We do not have mosquitoes.  Summer guests are always surprised and even a little confused that we have no biting bugs of any sort. We have no screens on our windows.  The only reason we ever close our windows in summer is if it gets too cold, or maybe if the rain is being blown in a particular direction.  I can feel smug about the lack of biting insects but I am less self-satisfied when I think about the slugs.  This has been a bad week for slugs.  There is always a slug in the bathroom at night.  I have taken to closing the window tightly quite early in the evening.  I have put the plug into the bathtub.  Now I am thinking that maybe I have not been keeping the night slugs out. I am not stopping a slug who might have oozed up the wall and in through the window.  I fear that they are already inside and that during the day they are simply staying out of sight under the tub or somewhere dark.  At night they come out and travel around. A few nights ago, I picked up my glasses and touched a slug that was draped around the bow.  I dropped the glasses with a little shriek.  I am lucky that they did not break on the stone floor.  I am not afraid of slugs but I find them horrible to touch.  I do not wish to be surprised by the feel of a slug.  The next night I found a medium-sized slug stretched out on the side of the sink as though it were sunbathing.  It had a little curve in the body which suggested more than just sleeping.  I threw that one out the window.  Last night I found another slug curled around my toothbrush.  It was not on the bristles.  It was down where my hand holds the toothbrush, but that does not mean it had not already crawled over the bristles. I used to dread stepping on a slug in my bare feet in the night.  Now I feel I am under attack.

6 July Monday

It was all day wet today.  The rain varied between lashing and just coming down.  It was never a mere drizzle and it was never warm.  It is July and it is chilly and wet and hateful.  I spoke to Marianne who was pleased that it was raining because she felt she now had an excuse to stay inside and watch the afternoon match at Wimbledon.  She was delighted with her change of plan until she remembered that their television does not work properly in the rain. The screen shows nothing but static when it rains which is not very good for tennis.  I set off for a walk at one point because I felt I just had to move.  If Em were still alive, I would of course be going for a walk.  She was not bothered about the rain.  If we all stopped everything in this country every time it rained no one would ever get a thing done. I dressed in full waterproofs and headed off and up the Mass path.  I did not get any further than the stream.  Branches have fallen and brambles have thickened and there was no way I could push my way through.  I got down on my knees to crawl but even that did not work.  I was trapped.  The growth was dense and clawing at me.  Everything was dripping.  The only way through will be with a saw and some secautars.
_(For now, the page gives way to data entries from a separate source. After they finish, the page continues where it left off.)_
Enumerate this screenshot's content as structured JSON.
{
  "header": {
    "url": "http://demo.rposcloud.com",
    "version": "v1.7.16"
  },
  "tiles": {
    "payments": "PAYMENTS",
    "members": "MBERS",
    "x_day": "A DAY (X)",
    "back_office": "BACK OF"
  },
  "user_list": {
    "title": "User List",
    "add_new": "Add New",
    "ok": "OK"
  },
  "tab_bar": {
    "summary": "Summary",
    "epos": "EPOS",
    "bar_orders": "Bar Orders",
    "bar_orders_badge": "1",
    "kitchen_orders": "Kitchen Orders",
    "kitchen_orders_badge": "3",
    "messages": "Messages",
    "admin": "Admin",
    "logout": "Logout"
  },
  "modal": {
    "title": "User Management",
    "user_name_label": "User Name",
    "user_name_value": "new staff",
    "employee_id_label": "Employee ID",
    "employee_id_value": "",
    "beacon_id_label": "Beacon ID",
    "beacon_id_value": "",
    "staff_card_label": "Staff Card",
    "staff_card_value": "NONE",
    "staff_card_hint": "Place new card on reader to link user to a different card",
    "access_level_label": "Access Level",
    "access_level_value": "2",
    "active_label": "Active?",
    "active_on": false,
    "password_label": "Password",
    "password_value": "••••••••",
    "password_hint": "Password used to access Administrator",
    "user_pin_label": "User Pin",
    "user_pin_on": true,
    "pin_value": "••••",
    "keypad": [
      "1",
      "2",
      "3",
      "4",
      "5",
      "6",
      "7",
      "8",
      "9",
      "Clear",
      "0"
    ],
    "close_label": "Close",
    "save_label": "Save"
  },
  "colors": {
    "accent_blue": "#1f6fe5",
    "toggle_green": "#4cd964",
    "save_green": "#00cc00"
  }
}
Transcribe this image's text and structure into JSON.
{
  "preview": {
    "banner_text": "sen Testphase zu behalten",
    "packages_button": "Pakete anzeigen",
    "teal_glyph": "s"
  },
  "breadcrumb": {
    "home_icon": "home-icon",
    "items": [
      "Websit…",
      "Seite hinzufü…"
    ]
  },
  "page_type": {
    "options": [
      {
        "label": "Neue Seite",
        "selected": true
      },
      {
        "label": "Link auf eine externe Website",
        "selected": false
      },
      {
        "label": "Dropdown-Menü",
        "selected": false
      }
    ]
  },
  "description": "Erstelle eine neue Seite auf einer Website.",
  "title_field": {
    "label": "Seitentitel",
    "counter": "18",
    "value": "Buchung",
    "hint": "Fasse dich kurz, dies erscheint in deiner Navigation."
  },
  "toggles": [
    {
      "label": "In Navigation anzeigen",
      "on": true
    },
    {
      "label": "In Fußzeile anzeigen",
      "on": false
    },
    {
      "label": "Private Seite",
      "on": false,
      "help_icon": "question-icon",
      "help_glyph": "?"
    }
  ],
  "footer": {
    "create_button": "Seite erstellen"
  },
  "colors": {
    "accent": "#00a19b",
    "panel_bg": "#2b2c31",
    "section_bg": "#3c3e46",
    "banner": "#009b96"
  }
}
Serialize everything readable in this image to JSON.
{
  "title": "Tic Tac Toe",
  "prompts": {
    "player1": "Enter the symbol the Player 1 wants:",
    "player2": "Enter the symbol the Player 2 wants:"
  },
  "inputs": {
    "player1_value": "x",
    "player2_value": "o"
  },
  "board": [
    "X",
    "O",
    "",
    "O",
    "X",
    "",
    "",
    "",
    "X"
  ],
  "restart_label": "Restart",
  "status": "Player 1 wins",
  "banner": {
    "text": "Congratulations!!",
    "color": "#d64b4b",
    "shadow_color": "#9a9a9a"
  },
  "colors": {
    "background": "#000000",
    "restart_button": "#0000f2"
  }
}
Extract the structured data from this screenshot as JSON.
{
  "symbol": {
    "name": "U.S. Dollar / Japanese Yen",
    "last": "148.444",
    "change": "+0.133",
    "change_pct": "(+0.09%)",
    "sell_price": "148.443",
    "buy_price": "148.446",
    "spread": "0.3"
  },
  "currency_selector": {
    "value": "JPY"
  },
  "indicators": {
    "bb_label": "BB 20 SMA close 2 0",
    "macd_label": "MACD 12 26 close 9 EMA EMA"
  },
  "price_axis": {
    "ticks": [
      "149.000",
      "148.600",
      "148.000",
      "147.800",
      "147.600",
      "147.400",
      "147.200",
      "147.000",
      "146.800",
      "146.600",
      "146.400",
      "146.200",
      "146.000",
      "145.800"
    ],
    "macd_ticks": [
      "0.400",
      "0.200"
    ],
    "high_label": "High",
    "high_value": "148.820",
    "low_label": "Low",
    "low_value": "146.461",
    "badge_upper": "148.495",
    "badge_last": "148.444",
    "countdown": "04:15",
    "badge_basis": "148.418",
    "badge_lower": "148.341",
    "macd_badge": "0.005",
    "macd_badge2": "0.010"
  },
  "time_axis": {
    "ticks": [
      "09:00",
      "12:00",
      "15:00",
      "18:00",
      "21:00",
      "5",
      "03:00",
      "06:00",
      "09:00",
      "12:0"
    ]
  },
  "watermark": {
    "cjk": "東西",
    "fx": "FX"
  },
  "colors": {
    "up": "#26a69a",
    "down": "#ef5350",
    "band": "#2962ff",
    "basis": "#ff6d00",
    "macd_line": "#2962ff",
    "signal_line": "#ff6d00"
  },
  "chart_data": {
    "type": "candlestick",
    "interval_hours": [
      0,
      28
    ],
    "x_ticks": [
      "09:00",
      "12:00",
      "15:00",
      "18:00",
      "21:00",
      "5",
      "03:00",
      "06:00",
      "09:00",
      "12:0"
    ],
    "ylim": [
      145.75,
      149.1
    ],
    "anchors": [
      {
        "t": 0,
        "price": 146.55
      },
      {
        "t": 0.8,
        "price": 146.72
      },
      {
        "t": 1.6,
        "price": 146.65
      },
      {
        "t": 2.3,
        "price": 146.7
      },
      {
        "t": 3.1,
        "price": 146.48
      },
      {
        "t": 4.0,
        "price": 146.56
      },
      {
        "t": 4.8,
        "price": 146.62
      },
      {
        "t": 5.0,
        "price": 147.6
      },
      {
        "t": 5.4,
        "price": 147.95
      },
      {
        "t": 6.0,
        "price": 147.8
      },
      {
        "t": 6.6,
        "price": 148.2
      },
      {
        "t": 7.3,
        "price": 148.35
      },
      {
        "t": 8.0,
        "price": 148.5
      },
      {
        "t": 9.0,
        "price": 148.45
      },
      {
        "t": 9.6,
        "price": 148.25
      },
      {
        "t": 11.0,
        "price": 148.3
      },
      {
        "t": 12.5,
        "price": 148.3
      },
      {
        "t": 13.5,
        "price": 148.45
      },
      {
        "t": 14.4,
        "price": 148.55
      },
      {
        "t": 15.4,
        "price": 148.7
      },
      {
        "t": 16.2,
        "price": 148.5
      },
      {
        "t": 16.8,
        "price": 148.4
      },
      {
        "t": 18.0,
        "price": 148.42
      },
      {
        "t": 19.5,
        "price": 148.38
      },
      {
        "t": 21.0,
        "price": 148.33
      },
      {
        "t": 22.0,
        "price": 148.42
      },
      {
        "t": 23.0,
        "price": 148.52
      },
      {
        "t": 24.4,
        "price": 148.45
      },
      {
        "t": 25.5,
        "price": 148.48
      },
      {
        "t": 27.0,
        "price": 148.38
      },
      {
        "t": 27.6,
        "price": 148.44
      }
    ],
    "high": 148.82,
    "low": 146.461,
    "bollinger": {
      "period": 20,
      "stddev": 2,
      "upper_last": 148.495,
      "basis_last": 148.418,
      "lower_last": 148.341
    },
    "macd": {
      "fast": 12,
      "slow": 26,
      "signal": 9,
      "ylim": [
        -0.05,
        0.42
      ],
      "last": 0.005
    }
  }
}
That was not a job to do in the rain and that was not a job to do when what I wanted was a walk. I went the other way, up the boreen and out onto the road and once I met Oscar, we were both happy to march along in the gusty rain.  I wondered if maybe walking with a dog was even more of what I needed than simply walking.

5 July Sunday

A sign on a tree is advertising A SILAGE EXTRAVAGANZA — Family Day. I have no idea what a Silage Extravaganza might entail, but I assume the farmers will be cheerful to be celebrating.